Any international peace-building mission has only a limited time to make a difference before local hospitality wears out. As one young British Royal Marine put it about patrolling in Helmand, "Every time we go out, I feel they do not want us there. They are waiting to attack us or for us to leave." President Karzai will know this as he delicately balances his domestic and international support, preferring to point fingers at others, in Pakistan and elsewhere, to explain his problems.

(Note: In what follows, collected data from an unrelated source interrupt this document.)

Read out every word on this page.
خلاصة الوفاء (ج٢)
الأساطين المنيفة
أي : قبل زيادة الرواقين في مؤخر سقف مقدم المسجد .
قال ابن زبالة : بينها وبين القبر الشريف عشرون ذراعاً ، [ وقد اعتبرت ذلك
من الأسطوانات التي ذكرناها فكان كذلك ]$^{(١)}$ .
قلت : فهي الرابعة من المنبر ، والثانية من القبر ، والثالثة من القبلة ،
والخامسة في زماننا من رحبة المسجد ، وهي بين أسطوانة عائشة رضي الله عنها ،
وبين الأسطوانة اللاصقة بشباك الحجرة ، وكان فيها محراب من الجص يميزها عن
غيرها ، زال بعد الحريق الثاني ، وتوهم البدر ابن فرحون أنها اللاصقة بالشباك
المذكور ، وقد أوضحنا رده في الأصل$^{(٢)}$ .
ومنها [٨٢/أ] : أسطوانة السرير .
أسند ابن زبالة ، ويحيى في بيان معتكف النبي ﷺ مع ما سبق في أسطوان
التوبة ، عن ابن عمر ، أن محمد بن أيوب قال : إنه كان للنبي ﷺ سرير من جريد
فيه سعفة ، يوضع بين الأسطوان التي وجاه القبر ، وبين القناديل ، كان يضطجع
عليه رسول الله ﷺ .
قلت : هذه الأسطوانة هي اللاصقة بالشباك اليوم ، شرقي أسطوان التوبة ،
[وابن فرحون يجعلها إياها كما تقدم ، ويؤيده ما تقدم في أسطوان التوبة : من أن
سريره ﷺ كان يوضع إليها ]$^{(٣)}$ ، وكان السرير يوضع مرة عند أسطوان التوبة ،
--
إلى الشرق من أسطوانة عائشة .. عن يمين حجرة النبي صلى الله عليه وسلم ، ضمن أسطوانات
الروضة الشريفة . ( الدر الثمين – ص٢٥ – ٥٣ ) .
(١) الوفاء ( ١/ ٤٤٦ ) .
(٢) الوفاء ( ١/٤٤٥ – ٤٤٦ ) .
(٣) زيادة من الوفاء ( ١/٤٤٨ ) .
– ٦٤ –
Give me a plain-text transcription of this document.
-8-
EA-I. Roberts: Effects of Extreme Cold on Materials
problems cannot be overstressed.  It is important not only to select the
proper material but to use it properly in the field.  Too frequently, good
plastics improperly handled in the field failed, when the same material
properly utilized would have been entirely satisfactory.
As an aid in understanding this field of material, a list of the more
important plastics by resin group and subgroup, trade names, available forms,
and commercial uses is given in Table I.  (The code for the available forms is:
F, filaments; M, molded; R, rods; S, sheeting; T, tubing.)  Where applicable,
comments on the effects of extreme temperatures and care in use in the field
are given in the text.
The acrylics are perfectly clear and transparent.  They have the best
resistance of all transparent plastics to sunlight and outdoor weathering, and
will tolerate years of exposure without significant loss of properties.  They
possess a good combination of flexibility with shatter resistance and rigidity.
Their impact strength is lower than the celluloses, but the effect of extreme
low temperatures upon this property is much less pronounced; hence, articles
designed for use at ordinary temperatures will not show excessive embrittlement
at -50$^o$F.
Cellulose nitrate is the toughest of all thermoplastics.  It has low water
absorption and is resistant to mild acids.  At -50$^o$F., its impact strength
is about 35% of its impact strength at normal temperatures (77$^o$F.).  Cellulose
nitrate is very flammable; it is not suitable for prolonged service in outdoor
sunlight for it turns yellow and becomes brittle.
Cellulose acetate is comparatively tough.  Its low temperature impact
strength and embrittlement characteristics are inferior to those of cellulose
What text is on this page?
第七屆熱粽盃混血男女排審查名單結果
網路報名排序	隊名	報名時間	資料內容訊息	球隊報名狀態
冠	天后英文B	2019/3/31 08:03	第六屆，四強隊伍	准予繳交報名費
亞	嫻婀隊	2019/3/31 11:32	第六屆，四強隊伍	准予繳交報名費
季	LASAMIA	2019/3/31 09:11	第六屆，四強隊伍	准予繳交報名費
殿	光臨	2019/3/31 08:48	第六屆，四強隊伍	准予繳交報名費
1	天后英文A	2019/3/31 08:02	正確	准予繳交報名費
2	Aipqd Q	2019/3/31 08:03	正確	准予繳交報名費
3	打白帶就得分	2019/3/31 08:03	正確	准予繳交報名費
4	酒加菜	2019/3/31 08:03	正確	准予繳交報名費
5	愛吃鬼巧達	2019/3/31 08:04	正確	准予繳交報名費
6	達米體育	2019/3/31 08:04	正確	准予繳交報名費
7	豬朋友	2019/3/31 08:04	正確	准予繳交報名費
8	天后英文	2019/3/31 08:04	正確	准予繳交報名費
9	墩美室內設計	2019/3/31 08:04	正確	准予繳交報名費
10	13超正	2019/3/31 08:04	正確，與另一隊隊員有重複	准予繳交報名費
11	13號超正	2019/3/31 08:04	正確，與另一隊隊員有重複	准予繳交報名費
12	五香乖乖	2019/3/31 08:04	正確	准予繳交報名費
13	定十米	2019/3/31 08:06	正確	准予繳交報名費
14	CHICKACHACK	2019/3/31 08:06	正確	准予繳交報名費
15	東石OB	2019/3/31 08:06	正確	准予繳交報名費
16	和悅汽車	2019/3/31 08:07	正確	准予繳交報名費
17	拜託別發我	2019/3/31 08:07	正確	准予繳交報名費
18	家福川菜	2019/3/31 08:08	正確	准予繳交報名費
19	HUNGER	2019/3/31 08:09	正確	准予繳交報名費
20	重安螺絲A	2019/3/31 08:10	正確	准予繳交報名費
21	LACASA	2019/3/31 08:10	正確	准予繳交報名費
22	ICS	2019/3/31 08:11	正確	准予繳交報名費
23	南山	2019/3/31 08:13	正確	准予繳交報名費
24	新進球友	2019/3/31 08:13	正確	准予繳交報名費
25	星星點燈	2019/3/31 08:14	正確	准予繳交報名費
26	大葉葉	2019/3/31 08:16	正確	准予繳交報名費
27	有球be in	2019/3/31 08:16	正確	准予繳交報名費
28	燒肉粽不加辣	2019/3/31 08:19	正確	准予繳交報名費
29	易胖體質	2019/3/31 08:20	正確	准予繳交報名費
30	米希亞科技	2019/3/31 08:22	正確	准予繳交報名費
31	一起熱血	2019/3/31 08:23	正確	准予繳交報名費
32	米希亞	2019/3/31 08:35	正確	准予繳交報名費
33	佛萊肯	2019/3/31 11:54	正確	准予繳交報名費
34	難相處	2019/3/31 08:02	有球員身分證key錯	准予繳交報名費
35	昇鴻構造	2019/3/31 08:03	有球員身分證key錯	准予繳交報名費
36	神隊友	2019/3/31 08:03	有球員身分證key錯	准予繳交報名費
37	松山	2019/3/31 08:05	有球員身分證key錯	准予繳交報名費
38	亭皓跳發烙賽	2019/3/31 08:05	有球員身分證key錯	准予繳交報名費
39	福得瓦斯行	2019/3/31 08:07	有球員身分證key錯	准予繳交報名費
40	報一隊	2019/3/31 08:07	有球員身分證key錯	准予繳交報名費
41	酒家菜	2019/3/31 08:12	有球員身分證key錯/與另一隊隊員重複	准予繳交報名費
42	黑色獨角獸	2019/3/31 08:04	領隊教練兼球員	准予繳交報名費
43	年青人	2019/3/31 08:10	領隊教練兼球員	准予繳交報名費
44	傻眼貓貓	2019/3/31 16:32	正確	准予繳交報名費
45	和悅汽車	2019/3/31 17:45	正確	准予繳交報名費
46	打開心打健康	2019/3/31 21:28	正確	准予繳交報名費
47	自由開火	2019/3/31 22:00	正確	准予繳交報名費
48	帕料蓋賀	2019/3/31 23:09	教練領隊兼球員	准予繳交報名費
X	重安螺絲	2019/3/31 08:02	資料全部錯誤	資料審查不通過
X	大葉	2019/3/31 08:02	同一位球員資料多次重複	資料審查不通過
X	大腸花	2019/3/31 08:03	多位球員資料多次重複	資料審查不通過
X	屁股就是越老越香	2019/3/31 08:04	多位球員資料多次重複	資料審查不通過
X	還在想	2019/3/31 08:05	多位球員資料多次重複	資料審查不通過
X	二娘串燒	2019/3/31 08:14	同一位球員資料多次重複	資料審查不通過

The fact that Ashdown initially accepted the post showed he believed in Afghanistan. It is time for the donors to lay down some home truths to the Afghan Government and remind them how many lives have been lost and dollars spent on rebuilding what Soviets and then Afghans themselves had destroyed. Kabul also needs to realise that their police, soldiers and civilians, their sons and daughters, are also being killed.

But fundamentally, the international community has to realise that such missions are inherently difficult. There is only a limited window in which to make a positive impression. That means peace-building has to think small, set clear, achievable priorities over which to ensure coordination, and then be willing to step back and allow the local government to take over, however imperfectly it manages the task.

Dr Mills, who heads the Johannesburg-based Brenthurst Foundation, and Dominic Medley, a media specialist, served, during 2006-07, as advisers to the commander of ISAF based in Kabul.